Sunday, June 17, 2012

A Line for Alina



After a long day teaching at St. Lawrence Agacaim, when mama returned home at lunchtime she used to tell me anecdotes of her life at school. Though a little boy at Don Bosco’s  then,  I remember her telling me of a colleague called Alina who was much admired and resented at the same time. Resented for her innovative teaching methods that often strained the old school staff to keep up.  And yet much more admired for her dedication and selfless effort to make things happen. Be it in the subjects that she taught or the extra-curricular activities that she guided, there was always a spark towards guiding the simple students of that school to something far above the ordinary.

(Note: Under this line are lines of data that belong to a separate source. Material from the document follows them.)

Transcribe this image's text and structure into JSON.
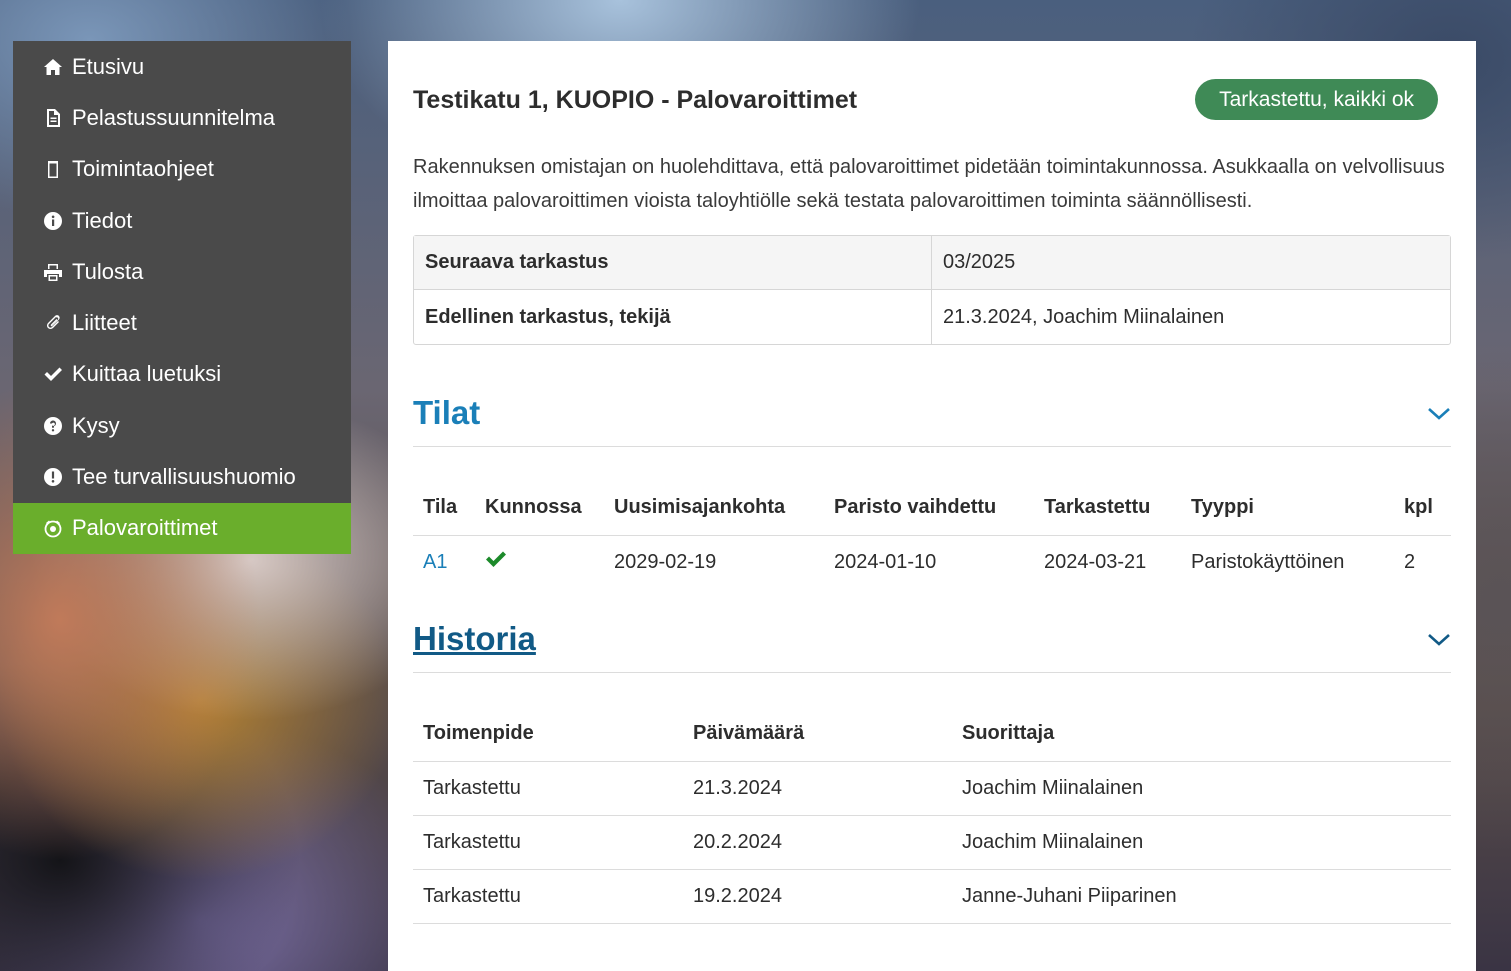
{
  "sidebar": {
    "items": [
      {
        "label": "Etusivu",
        "icon": "home-icon",
        "active": false
      },
      {
        "label": "Pelastussuunnitelma",
        "icon": "document-icon",
        "active": false
      },
      {
        "label": "Toimintaohjeet",
        "icon": "clipboard-icon",
        "active": false
      },
      {
        "label": "Tiedot",
        "icon": "info-icon",
        "active": false
      },
      {
        "label": "Tulosta",
        "icon": "print-icon",
        "active": false
      },
      {
        "label": "Liitteet",
        "icon": "paperclip-icon",
        "active": false
      },
      {
        "label": "Kuittaa luetuksi",
        "icon": "check-icon",
        "active": false
      },
      {
        "label": "Kysy",
        "icon": "question-icon",
        "active": false
      },
      {
        "label": "Tee turvallisuushuomio",
        "icon": "exclamation-icon",
        "active": false
      },
      {
        "label": "Palovaroittimet",
        "icon": "smoke-detector-icon",
        "active": true
      }
    ]
  },
  "main": {
    "title": "Testikatu 1, KUOPIO - Palovaroittimet",
    "status_badge": "Tarkastettu, kaikki ok",
    "intro": "Rakennuksen omistajan on huolehdittava, että palovaroittimet pidetään toimintakunnossa. Asukkaalla on velvollisuus ilmoittaa palovaroittimen vioista taloyhtiölle sekä testata palovaroittimen toiminta säännöllisesti.",
    "info": [
      {
        "label": "Seuraava tarkastus",
        "value": "03/2025"
      },
      {
        "label": "Edellinen tarkastus, tekijä",
        "value": "21.3.2024, Joachim Miinalainen"
      }
    ]
  },
  "spaces": {
    "heading": "Tilat",
    "columns": [
      "Tila",
      "Kunnossa",
      "Uusimisajankohta",
      "Paristo vaihdettu",
      "Tarkastettu",
      "Tyyppi",
      "kpl"
    ],
    "rows": [
      {
        "tila": "A1",
        "kunnossa": true,
        "uusimisajankohta": "2029-02-19",
        "paristo_vaihdettu": "2024-01-10",
        "tarkastettu": "2024-03-21",
        "tyyppi": "Paristokäyttöinen",
        "kpl": "2"
      }
    ]
  },
  "history": {
    "heading": "Historia",
    "columns": [
      "Toimenpide",
      "Päivämäärä",
      "Suorittaja"
    ],
    "rows": [
      {
        "toimenpide": "Tarkastettu",
        "paivamaara": "21.3.2024",
        "suorittaja": "Joachim Miinalainen"
      },
      {
        "toimenpide": "Tarkastettu",
        "paivamaara": "20.2.2024",
        "suorittaja": "Joachim Miinalainen"
      },
      {
        "toimenpide": "Tarkastettu",
        "paivamaara": "19.2.2024",
        "suorittaja": "Janne-Juhani Piiparinen"
      }
    ]
  },
  "colors": {
    "sidebar_bg": "#4a4a4a",
    "active_item": "#6aae2c",
    "badge": "#3f8a56",
    "link": "#1a7fb8",
    "check": "#1c8a2a"
  }
}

I remember being very delighted when this Alina Sousa whom I had not yet met, married Matanhy Saldanha who taught the senior section in my school. For the few years that I was at Don Bosco, Matanhy was perceived as a very stern teacher. Most of us little boys scurried for cover when the tall bearded figure strode quickly and purposefully towards his classroom.  When I left Don Bosco I had hardly interacted with Matanhy except for one or two odd biology lectures.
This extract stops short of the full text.